Did you see Warm Bodies? Because you really should. It’s a great movie (and has zombies). And I mean a really great movie. We’re talking that sucker gets added to my BluRay collection the day it comes out.
Of course, the comparisons to Zombieland are inevitable and rightly so: both have the same ‘genre’ and tone: zombie films with a level of comedy and romance. It’s their themes, however, that set them apart. Warm Bodies is overflowing with heart. See, Warm Bodies decides to set aside the dark and somber mood oft considered a prerequisite for a zombie film and instead gives it a blast of life and hope.
Warm Bodies has a legitimately happy ending. Not like I Am Legend or Zombieland but a real happy ending. Even though things got dark, even though sometimes it looked almost hopeless and the world was coming down, they still got their happy ending. A real happy ending, not the “the world’s gone to hell but they have each other” ending, a proper happy ending.
It’s the same sort of ending you find in Paperman or The Princess Bride or Star Wars. That sense that there’s good in the world, that it can be found no matter what. But more than that it’s the sense that what’s wrong can be set right, that happy endings exist.
Sometimes the idealistic happy ending doesn’t work. I love Serenity, but that movie’s ending is more bittersweet than happy. It’s not bad: good stories don’t need happy endings. Sam said it best in the film adaption of The Two Towers when he tells Frodo about the stories that really mattered. They’ve got darkness and fear, but they’ve got heroes too, the ones who keep going even when things look bleak. But good wins and there’s hope. The Lord of the Rings embodies this so well. Aragorn and the rest are fighting a hopeless battle against the forces of Mordor, Frodo and Sam are struggling to get to Mount Doom. But the Ring gets destroyed and good wins.
What’s important is that the characters earn their ending. They can’t have it just given to them like in fairytales, they have to fight for it! The guy in Paperman could have given up and gone back to his life, Westley could have not rescued Buttercup. Mal could have aimed to behave. But they didn’t and we get the story, we get the ending that leaves us hopeful. We see them prevail, we seem them fight for it.
In order for an ending to provide the appropriate catharsis there needs to be a a something at stake. It doesn’t have to be life threatening: look at Paperman. If we hadn’t seen the guy’s dull job and his boredom with normalcy we wouldn’t have cared about him trying to win the girl. Knowing that he’s tired of life as is, knowing that he wants this break. Furthermore, if we hadn’t seen him fail and fail again we wouldn’t have wanted him to succeed as much. All this makes the happy ending worth it.

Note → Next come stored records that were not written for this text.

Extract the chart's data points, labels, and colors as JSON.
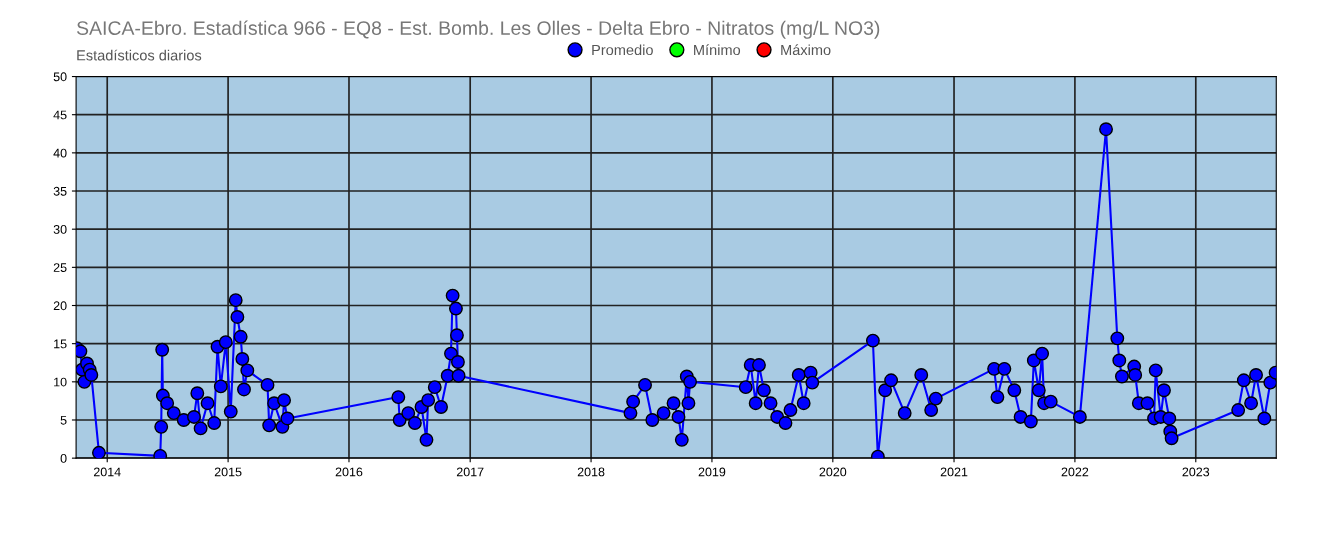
{
  "chart_data": {
    "type": "line",
    "title": "SAICA-Ebro. Estadística 966 - EQ8 - Est. Bomb. Les Olles - Delta Ebro - Nitratos (mg/L NO3)",
    "subtitle": "Estadísticos diarios",
    "x": [
      "2013-10-01",
      "2013-10-12",
      "2013-10-17",
      "2013-10-24",
      "2013-11-01",
      "2013-11-09",
      "2013-11-14",
      "2013-12-07",
      "2014-06-10",
      "2014-06-13",
      "2014-06-16",
      "2014-06-18",
      "2014-07-01",
      "2014-07-21",
      "2014-08-20",
      "2014-09-20",
      "2014-09-30",
      "2014-10-10",
      "2014-10-31",
      "2014-11-20",
      "2014-11-30",
      "2014-12-10",
      "2014-12-25",
      "2015-01-09",
      "2015-01-24",
      "2015-01-29",
      "2015-02-08",
      "2015-02-13",
      "2015-02-18",
      "2015-02-28",
      "2015-04-30",
      "2015-05-05",
      "2015-05-20",
      "2015-06-14",
      "2015-06-19",
      "2015-06-29",
      "2016-05-29",
      "2016-06-02",
      "2016-06-28",
      "2016-07-18",
      "2016-08-07",
      "2016-08-22",
      "2016-08-27",
      "2016-09-16",
      "2016-10-05",
      "2016-10-25",
      "2016-11-04",
      "2016-11-09",
      "2016-11-19",
      "2016-11-22",
      "2016-11-25",
      "2016-11-27",
      "2018-04-30",
      "2018-05-08",
      "2018-06-13",
      "2018-07-05",
      "2018-08-08",
      "2018-09-07",
      "2018-09-22",
      "2018-10-02",
      "2018-10-17",
      "2018-10-22",
      "2018-10-27",
      "2019-04-13",
      "2019-04-28",
      "2019-05-13",
      "2019-05-23",
      "2019-06-07",
      "2019-06-27",
      "2019-07-17",
      "2019-08-11",
      "2019-08-26",
      "2019-09-20",
      "2019-10-05",
      "2019-10-26",
      "2019-10-31",
      "2020-05-01",
      "2020-05-16",
      "2020-06-07",
      "2020-06-25",
      "2020-08-05",
      "2020-09-24",
      "2020-10-24",
      "2020-11-07",
      "2021-05-02",
      "2021-05-12",
      "2021-06-02",
      "2021-07-02",
      "2021-07-21",
      "2021-08-21",
      "2021-08-30",
      "2021-09-14",
      "2021-09-24",
      "2021-09-30",
      "2021-10-20",
      "2022-01-16",
      "2022-04-05",
      "2022-05-09",
      "2022-05-15",
      "2022-05-23",
      "2022-06-29",
      "2022-07-02",
      "2022-07-13",
      "2022-08-08",
      "2022-08-28",
      "2022-09-02",
      "2022-09-17",
      "2022-09-27",
      "2022-10-13",
      "2022-10-16",
      "2022-10-20",
      "2023-05-09",
      "2023-05-26",
      "2023-06-17",
      "2023-07-02",
      "2023-07-27",
      "2023-08-14",
      "2023-08-30"
    ],
    "series": [
      {
        "name": "Promedio",
        "color": "#0000ff",
        "values": [
          14.4,
          14.0,
          11.6,
          10.0,
          12.4,
          11.6,
          10.9,
          0.7,
          0.3,
          4.1,
          14.2,
          8.2,
          7.2,
          5.9,
          5.0,
          5.4,
          8.5,
          3.9,
          7.2,
          4.6,
          14.6,
          9.4,
          15.2,
          6.1,
          20.7,
          18.5,
          15.9,
          13.0,
          9.0,
          11.5,
          9.6,
          4.3,
          7.2,
          4.1,
          7.6,
          5.2,
          8.0,
          5.0,
          5.9,
          4.6,
          6.7,
          2.4,
          7.6,
          9.3,
          6.7,
          10.8,
          13.7,
          21.3,
          19.6,
          16.1,
          12.6,
          10.8,
          5.9,
          7.4,
          9.6,
          5.0,
          5.9,
          7.2,
          5.4,
          2.4,
          10.7,
          7.2,
          10.0,
          9.3,
          12.2,
          7.2,
          12.2,
          8.9,
          7.2,
          5.4,
          4.6,
          6.3,
          10.9,
          7.2,
          11.2,
          9.9,
          15.4,
          0.2,
          8.9,
          10.2,
          5.9,
          10.9,
          6.3,
          7.8,
          11.7,
          8.0,
          11.7,
          8.9,
          5.4,
          4.8,
          12.8,
          8.9,
          13.7,
          7.2,
          7.4,
          5.4,
          43.1,
          15.7,
          12.8,
          10.7,
          12.0,
          10.9,
          7.2,
          7.2,
          5.2,
          11.5,
          5.4,
          8.9,
          5.2,
          3.5,
          2.6,
          6.3,
          10.2,
          7.2,
          10.9,
          5.2,
          9.9,
          11.2
        ]
      },
      {
        "name": "Mínimo",
        "color": "#00ff00",
        "values": [
          null,
          null,
          null,
          null,
          null,
          null,
          null,
          null,
          null,
          null,
          null,
          null,
          null,
          null,
          null,
          null,
          null,
          null,
          null,
          null,
          null,
          null,
          null,
          null,
          null,
          null,
          null,
          null,
          null,
          null,
          null,
          null,
          null,
          null,
          null,
          null,
          null,
          null,
          null,
          null,
          null,
          null,
          null,
          null,
          null,
          null,
          null,
          null,
          null,
          null,
          null,
          null,
          null,
          null,
          null,
          null,
          null,
          null,
          null,
          null,
          null,
          null,
          null,
          null,
          null,
          null,
          null,
          null,
          null,
          null,
          null,
          null,
          null,
          null,
          null,
          null,
          null,
          null,
          null,
          null,
          null,
          null,
          null,
          null,
          null,
          null,
          null,
          null,
          null,
          null,
          null,
          null,
          null,
          null,
          null,
          null,
          null,
          null,
          null,
          null,
          null,
          null,
          null,
          null,
          null,
          null,
          null,
          null,
          null,
          null,
          null,
          null,
          null,
          null,
          null,
          null,
          null,
          null
        ]
      },
      {
        "name": "Máximo",
        "color": "#ff0000",
        "values": [
          null,
          null,
          null,
          null,
          null,
          null,
          null,
          null,
          null,
          null,
          null,
          null,
          null,
          null,
          null,
          null,
          null,
          null,
          null,
          null,
          null,
          null,
          null,
          null,
          null,
          null,
          null,
          null,
          null,
          null,
          null,
          null,
          null,
          null,
          null,
          null,
          null,
          null,
          null,
          null,
          null,
          null,
          null,
          null,
          null,
          null,
          null,
          null,
          null,
          null,
          null,
          null,
          null,
          null,
          null,
          null,
          null,
          null,
          null,
          null,
          null,
          null,
          null,
          null,
          null,
          null,
          null,
          null,
          null,
          null,
          null,
          null,
          null,
          null,
          null,
          null,
          null,
          null,
          null,
          null,
          null,
          null,
          null,
          null,
          null,
          null,
          null,
          null,
          null,
          null,
          null,
          null,
          null,
          null,
          null,
          null,
          null,
          null,
          null,
          null,
          null,
          null,
          null,
          null,
          null,
          null,
          null,
          null,
          null,
          null,
          null,
          null,
          null,
          null,
          null,
          null,
          null,
          null
        ]
      }
    ],
    "xlim": [
      "2013-09-29",
      "2023-09-01"
    ],
    "xticks": [
      {
        "value": "2014-01-01",
        "label": "2014"
      },
      {
        "value": "2015-01-01",
        "label": "2015"
      },
      {
        "value": "2016-01-01",
        "label": "2016"
      },
      {
        "value": "2017-01-01",
        "label": "2017"
      },
      {
        "value": "2018-01-01",
        "label": "2018"
      },
      {
        "value": "2019-01-01",
        "label": "2019"
      },
      {
        "value": "2020-01-01",
        "label": "2020"
      },
      {
        "value": "2021-01-01",
        "label": "2021"
      },
      {
        "value": "2022-01-01",
        "label": "2022"
      },
      {
        "value": "2023-01-01",
        "label": "2023"
      }
    ],
    "ylim": [
      0,
      50
    ],
    "yticks": [
      0,
      5,
      10,
      15,
      20,
      25,
      30,
      35,
      40,
      45,
      50
    ],
    "grid": true,
    "legend": "top",
    "marker": "circle",
    "line_style": "solid"
  }
}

I first read Life of Pi seven years ago and now I’m reading it again for school. At the end of Part One, right as the family gets set to sail to America, author Yann Martel takes a break from Pi’s story to return to the metanarrative of Martel listening to Pi tell his story. Martel recounts him running into Pi’s son and shortly after seeing Pi holding his daughter with all the love a father can muster. At this point in the story we don’t know what happened to Pi, just that it was something terrible that haunts him to the present. But we get this glimpse of him with his young daughter and it’s here that Martel writes one of the most important lines in book:
“This story has a happy ending.”
I love it! I heartily agree (and I absolutely adored “Warm Bodies,” the movie; I actually liked it better than the book). And it’s wonderful as a reader to be able to earn that happy ending too: we tough it out with the characters and hope against hope, and earning that catharsis, that sense of “all’s right with the world,” is worth our investment of time and even money. Great thoughts and lovely writing.